$80-million investment will support cybersecurity research
In 2019, Canadian businesses spent an estimated $7 billion to detect and prevent cyber securities. That staggering amount only highlights the severity of a global problem. “If it were measured as a country, then cybercrime — which is predicted to inflict damages totalling $6 trillion USD globally in 2021 — would be the world’s third-largest economy after the U.S. and China.” Said Steve Morgan, Editor in Chief of Cyber Crime Magazine
In 2020, companies saw record amounts of cybercrimes designed to take advantage of the global pandemic. From fake COVID-19 vaccines to creating fictitious organizations accepting government funding, the need to spend big on cybercrime is warranted.

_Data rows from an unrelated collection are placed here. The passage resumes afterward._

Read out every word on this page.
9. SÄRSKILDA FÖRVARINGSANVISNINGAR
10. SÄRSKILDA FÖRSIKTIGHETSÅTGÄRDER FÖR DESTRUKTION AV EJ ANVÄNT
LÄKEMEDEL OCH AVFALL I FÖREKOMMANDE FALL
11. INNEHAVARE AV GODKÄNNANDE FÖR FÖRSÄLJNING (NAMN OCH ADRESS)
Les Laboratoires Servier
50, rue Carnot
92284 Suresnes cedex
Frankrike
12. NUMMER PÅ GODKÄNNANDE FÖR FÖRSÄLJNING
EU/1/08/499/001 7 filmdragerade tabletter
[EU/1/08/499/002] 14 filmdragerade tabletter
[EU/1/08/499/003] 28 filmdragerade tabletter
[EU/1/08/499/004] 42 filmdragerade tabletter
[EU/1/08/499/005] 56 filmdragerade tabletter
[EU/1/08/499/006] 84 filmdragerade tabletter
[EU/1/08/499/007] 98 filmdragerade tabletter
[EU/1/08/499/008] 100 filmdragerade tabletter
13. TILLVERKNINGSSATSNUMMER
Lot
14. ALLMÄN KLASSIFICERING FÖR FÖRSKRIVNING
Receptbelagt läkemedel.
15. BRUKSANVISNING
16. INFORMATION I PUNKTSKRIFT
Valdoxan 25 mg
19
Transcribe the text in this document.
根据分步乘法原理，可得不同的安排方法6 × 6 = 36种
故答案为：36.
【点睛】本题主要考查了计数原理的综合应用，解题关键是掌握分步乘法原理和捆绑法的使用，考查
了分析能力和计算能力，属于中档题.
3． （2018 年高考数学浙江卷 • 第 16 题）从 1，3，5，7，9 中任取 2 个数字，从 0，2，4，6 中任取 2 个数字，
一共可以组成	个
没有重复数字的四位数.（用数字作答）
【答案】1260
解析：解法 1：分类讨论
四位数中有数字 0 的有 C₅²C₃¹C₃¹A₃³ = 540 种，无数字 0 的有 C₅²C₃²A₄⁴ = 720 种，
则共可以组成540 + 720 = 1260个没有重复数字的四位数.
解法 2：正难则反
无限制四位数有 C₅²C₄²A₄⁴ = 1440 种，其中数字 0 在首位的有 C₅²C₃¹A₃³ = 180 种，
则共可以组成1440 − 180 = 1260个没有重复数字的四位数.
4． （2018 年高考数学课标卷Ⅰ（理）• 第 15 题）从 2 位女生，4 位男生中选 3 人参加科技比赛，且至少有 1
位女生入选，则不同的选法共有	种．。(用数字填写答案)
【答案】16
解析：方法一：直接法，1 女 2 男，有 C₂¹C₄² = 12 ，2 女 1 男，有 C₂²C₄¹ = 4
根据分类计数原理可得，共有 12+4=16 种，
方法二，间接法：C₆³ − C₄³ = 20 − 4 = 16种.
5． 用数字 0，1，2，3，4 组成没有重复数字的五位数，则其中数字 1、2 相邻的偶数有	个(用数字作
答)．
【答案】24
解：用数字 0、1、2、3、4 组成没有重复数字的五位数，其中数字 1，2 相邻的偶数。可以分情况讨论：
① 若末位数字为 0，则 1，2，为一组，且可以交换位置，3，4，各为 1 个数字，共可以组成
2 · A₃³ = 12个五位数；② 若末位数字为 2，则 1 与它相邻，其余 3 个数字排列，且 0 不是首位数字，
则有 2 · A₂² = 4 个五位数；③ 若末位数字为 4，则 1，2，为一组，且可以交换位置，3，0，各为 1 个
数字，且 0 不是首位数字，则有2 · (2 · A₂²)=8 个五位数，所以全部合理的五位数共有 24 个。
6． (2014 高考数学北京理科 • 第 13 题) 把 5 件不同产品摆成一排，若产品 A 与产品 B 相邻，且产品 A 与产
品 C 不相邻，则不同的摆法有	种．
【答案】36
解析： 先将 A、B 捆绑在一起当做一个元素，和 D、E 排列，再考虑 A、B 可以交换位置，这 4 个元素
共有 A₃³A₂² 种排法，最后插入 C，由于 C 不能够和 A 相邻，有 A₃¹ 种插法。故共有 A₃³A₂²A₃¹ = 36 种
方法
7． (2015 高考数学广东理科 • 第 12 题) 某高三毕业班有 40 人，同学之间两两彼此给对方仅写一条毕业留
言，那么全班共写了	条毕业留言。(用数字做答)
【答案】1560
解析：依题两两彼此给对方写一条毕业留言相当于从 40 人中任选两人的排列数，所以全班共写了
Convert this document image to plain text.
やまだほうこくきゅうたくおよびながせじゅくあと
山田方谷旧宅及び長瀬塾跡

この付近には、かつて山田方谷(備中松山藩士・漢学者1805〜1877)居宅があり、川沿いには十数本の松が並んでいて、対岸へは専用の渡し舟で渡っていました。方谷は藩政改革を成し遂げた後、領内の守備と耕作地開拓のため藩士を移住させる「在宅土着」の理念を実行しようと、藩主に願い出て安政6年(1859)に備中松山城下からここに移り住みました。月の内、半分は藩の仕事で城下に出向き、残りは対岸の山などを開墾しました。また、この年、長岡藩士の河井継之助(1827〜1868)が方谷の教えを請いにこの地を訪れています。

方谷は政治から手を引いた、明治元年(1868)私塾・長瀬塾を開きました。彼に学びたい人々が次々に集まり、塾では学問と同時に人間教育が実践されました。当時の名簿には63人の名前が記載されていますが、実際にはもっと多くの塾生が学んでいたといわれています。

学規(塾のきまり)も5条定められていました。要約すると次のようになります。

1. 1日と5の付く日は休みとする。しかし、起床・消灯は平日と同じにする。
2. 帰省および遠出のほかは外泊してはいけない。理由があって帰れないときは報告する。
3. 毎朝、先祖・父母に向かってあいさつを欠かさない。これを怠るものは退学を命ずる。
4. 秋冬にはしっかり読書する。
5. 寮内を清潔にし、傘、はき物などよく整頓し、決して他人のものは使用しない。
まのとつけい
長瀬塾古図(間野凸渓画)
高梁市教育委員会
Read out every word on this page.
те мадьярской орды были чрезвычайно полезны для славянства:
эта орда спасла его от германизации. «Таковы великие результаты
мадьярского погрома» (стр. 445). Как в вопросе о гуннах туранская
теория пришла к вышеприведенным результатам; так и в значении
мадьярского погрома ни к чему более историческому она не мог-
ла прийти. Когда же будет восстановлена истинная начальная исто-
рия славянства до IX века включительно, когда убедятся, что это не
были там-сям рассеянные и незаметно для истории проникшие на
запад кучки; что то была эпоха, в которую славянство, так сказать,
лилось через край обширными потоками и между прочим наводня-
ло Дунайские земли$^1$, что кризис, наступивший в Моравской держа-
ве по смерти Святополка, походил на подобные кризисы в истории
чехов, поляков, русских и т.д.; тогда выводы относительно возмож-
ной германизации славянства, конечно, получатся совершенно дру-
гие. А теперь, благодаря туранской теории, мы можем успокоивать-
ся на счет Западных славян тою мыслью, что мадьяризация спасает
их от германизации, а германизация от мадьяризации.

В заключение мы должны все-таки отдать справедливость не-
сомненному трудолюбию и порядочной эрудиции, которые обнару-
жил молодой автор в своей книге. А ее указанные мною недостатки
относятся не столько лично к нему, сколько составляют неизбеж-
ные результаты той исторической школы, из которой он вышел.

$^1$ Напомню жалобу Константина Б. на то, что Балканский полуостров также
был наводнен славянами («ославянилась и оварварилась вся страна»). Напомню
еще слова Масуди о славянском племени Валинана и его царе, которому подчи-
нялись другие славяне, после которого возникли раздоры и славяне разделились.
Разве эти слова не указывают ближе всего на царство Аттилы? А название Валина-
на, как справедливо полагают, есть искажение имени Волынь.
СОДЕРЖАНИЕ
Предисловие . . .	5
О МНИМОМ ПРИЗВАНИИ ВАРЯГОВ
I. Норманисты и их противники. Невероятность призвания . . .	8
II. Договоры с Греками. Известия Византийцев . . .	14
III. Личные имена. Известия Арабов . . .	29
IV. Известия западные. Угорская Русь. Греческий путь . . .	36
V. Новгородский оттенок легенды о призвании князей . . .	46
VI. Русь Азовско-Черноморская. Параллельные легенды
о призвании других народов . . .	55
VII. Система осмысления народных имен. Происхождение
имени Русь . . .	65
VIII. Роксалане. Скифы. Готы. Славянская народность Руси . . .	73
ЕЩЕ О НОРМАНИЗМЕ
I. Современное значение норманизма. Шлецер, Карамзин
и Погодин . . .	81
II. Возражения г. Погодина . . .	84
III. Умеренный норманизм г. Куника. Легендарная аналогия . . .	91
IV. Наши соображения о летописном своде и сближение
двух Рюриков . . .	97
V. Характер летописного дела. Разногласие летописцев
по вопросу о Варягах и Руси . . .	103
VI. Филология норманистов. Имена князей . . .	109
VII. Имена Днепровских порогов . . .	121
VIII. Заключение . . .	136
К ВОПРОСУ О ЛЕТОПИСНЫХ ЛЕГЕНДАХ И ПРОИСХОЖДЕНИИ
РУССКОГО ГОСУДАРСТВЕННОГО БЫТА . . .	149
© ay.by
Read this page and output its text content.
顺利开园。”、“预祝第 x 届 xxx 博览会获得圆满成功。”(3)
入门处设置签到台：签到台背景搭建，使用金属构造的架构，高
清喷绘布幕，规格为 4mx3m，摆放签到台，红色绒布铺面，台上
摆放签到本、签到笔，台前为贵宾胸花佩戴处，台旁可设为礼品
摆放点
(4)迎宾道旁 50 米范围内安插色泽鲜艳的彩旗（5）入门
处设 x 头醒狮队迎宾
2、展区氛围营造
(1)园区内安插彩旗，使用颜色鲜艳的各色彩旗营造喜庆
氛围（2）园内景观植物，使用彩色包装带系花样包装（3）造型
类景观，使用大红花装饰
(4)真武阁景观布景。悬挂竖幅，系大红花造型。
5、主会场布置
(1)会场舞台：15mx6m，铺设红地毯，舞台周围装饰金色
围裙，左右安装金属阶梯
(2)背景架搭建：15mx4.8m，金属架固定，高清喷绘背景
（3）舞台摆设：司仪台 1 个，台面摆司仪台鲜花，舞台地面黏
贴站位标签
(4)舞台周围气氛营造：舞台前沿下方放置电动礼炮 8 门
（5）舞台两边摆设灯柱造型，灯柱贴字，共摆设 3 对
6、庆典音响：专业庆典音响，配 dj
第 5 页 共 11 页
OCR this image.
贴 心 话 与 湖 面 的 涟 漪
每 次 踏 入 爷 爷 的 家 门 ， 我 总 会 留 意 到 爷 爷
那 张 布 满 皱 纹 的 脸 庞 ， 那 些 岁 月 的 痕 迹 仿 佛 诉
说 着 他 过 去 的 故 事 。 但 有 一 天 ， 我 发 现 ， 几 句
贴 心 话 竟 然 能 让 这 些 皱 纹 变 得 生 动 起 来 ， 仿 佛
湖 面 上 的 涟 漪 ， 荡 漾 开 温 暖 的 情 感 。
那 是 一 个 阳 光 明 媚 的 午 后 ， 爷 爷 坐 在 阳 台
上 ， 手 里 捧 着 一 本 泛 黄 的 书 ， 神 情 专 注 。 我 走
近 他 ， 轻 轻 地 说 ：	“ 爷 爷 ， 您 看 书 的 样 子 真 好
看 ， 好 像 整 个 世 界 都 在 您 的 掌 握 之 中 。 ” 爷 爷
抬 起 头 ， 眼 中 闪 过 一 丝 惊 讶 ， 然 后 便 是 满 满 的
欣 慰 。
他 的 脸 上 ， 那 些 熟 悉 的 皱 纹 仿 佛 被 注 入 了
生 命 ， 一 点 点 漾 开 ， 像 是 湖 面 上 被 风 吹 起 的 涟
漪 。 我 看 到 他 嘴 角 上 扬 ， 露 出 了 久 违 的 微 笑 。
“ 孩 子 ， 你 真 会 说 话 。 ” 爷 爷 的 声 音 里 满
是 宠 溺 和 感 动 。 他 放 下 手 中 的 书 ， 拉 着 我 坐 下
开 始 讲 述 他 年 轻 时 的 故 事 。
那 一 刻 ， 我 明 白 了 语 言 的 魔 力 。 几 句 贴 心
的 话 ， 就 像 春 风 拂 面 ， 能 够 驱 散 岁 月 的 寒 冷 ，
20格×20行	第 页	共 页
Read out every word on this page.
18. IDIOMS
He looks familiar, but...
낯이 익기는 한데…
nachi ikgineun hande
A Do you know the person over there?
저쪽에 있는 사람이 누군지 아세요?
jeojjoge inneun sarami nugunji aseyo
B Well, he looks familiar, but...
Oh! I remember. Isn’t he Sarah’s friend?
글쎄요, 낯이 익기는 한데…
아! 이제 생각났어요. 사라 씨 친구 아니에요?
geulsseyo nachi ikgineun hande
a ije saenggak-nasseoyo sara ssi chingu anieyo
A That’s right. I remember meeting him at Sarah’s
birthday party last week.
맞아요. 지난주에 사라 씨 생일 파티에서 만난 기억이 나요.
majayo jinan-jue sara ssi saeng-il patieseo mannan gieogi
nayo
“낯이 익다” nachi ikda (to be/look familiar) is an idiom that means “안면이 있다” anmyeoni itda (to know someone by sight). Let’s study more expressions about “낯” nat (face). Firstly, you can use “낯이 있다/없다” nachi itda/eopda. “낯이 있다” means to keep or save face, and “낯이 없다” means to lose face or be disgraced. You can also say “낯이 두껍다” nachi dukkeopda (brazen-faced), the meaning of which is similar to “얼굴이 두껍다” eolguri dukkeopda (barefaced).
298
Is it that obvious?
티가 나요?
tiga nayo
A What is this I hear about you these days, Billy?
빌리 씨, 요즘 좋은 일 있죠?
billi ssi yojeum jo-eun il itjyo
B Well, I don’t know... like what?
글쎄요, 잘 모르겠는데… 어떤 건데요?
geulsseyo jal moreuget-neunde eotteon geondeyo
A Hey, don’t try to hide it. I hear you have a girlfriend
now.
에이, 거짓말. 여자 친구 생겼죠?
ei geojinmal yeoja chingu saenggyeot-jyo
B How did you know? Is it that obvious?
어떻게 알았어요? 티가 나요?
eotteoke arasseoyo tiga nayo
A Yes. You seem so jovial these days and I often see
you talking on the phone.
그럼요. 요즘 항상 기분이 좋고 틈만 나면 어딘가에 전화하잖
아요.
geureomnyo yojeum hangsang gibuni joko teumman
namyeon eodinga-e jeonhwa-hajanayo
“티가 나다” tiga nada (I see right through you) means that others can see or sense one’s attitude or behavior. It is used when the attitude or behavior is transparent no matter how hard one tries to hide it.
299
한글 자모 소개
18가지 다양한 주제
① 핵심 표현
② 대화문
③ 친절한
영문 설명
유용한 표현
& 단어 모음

Today, François-Philippe Champagne, Minister of Innovation, Science announced an investment of $80 million into the creation of a Cyber Security Innovation Network program over four years.
“The program will fund the creation of a national network composed of multiple centres of expertise on cybersecurity that are affiliated with post-secondary institutions from across Canada, in collaboration with partners in the private sector, not-for-profits, provincial/territorial/municipal governments and other Canadian post-secondary institutions. The network will work with these partners to enhance research and development, increase commercialization, and develop skilled cybersecurity talent across Canada.” Said John Power A/Director of Communications for the Minister
“Strong cybersecurity expertise and innovations are key to protecting Canada’s data and intellectual property and to maintain the competitiveness of Canada’s businesses. Today’s announcement builds on the Digital Charter’s commitment to safeguarding Canadians’ digital privacy and security. It will also help maintain Canada’s role as a world leader in cybersecurity, creating well-paying jobs and economic growth.” – The Honourable François-Philippe Champagne, Minister of Innovation, Science and Industry
Canada has elevated its role on the world stage in the last four years. It was Canada the world turned to for leadership at the start of the global pandemic, and now the country looks to take another leadership role with its Cybersecurity Innovation Network.